Euros for oil
Iraq strikes blow at
dollar monopoly
By
Rubin Kanowitz
The
rising struggle in the Middle East to break the bonds of U.S. imperialism is
reflected in an event that has been relegated to the financial pages but is
closely watched by both Washington and Wall
Street.
Iraq
announced on Oct. 12 that it will begin carrying out its international oil trade
in Euros instead of U.S. dollars. The funds will be deposited in a French bank.
This
is a first for the international oil trade, which until now has exclusively been
carried out in U.S. dollars. Domination of the international oil market has been
enormously lucrative for U.S. corporations and banks. It increases the demand
for dollars and improves their exchange rate.

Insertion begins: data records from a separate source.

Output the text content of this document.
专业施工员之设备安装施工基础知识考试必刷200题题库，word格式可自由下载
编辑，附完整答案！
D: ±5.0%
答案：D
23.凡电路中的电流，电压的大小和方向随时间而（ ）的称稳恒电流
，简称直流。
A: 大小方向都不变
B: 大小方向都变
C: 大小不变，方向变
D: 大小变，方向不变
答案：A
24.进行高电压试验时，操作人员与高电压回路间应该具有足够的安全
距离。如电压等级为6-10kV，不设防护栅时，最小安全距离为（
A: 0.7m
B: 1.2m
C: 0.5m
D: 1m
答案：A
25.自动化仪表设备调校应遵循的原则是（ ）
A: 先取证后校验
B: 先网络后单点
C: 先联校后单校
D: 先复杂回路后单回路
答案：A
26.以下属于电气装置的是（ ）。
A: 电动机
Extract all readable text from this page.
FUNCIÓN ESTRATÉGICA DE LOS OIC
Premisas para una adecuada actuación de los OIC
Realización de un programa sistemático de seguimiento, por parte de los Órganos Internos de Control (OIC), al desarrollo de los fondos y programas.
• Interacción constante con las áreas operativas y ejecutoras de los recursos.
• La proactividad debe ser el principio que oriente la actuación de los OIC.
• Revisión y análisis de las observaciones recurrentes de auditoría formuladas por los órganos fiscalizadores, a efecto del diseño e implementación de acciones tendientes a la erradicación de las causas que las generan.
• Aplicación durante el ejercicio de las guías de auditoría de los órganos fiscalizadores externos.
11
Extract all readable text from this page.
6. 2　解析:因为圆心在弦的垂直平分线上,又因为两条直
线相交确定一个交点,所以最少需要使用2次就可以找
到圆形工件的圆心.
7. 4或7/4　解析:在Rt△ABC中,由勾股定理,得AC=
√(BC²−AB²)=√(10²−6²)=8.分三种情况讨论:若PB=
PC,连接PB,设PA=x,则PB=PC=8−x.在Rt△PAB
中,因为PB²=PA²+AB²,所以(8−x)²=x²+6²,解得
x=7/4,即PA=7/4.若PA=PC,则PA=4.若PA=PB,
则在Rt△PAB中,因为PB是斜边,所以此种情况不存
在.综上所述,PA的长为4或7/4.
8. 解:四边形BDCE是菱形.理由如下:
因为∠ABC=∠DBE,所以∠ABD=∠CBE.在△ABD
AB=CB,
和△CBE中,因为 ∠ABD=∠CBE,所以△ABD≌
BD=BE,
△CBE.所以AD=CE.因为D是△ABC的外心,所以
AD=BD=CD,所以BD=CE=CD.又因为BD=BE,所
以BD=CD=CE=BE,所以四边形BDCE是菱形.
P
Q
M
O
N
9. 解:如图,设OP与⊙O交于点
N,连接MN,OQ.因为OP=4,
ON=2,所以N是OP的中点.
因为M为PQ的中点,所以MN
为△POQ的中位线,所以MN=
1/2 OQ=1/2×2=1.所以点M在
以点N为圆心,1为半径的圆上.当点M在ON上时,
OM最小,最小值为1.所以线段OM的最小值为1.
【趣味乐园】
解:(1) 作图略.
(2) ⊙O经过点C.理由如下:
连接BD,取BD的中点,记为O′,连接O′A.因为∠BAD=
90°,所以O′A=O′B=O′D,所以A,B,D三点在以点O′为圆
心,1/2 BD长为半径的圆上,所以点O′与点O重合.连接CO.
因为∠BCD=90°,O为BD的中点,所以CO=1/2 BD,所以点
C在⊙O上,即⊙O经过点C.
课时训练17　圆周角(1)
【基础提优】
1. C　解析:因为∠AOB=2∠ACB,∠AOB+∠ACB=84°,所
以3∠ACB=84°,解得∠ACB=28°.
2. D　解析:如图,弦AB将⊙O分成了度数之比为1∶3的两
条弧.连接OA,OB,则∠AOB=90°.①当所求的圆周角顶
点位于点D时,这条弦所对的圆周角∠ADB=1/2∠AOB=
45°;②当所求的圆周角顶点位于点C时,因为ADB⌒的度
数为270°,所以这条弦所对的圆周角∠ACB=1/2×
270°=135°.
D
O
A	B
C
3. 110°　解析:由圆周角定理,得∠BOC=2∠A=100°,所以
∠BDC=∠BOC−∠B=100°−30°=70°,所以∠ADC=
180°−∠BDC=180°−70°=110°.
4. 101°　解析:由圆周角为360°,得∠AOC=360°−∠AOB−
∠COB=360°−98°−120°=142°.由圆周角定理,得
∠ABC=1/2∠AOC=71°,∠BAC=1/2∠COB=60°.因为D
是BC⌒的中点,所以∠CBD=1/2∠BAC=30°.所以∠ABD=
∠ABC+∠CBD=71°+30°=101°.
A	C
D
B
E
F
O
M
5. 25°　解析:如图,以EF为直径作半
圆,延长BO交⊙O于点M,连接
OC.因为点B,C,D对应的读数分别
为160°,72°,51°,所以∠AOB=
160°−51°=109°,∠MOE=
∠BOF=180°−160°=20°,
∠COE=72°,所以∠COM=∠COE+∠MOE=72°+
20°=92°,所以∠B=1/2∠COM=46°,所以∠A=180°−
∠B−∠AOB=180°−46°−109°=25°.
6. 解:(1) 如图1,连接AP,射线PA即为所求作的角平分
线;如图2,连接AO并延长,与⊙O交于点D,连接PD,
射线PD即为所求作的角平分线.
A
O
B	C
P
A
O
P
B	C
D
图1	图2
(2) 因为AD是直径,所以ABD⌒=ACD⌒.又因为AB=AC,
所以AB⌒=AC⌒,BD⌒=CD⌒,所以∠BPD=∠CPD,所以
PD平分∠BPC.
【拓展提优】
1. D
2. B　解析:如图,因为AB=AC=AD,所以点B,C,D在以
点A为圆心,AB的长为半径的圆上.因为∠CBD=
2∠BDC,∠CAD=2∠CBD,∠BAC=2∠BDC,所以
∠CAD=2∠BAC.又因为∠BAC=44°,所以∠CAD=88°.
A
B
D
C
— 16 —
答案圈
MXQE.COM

This gives banks an opportunity to
make profits in the exchange of currencies and generally strengthens U.S.
capitalism
worldwide.
Iraqi
oil exports in September were 2.2 million barrels per day (b/d) or about 5
percent of world exports. Their annual value is approximately $25 billion, based
on a $30-per-barrel price at the well-head.
Total
worldwide crude exports are approximately 40 million b/d and amount to about
$400 billion per year in
trade.
Iraq's
move is not lost on major world oil exporters such as Iran, Libya, Venezuela,
Nigeria and Algeria, all members of the Organization of Petroleum Exporting
Countries, or Mexico. If Iraq succeeds, it will give other countries more
options in how they conduct their
trade.
This
step by Iraq also has to be viewed in the context that the U.S. balance of
trade--the value of its imports of goods and services compared to exports--has
been in a deficit of close to $30 billion per month for some time. This means
its trading partners collectively receive an excess of $30 billion per month in
U.S. currency.
That
excess of dollars abroad is not a problem for U.S. capitalists as long as the
dollar is in strong demand for investments in the stock market, and for plants
and equipment. Furthermore, capitalist governments in Europe and elsewhere have
been selling their gold reserves for dollars and using them in the form of U.S.
government bonds as a reserve for their own currencies. The strong U.S. dollar
in general has had a very favorable impact for U.S. capital.
As
Karl Marx clearly explained, one of the principal functions of money is as a
store of value. Thus a strong and stable currency is of the utmost importance to
the capitalist. An unstable currency, of course, threatens the very preservation
of the capitalist's wealth. To prevent this loss, the capitalist will do
anything.
At
this time and for most of the last decade the U.S. dollar has been supreme
worldwide. Such major currencies as the Euro, the Indian rupee and the South
African rand have been under extreme pressure in relation to the dollar.
But
the step taken by Iraq in the sale of its crude oil exports may herald a turn in
this situation. It certainly is a major development in Iraq's struggle to end
the blockade imposed on it by the U.S. and Britain, and it also can give impetus
to the general movement of the oppressed nations and the working class in the
Middle East, including the uprising for a free Palestine.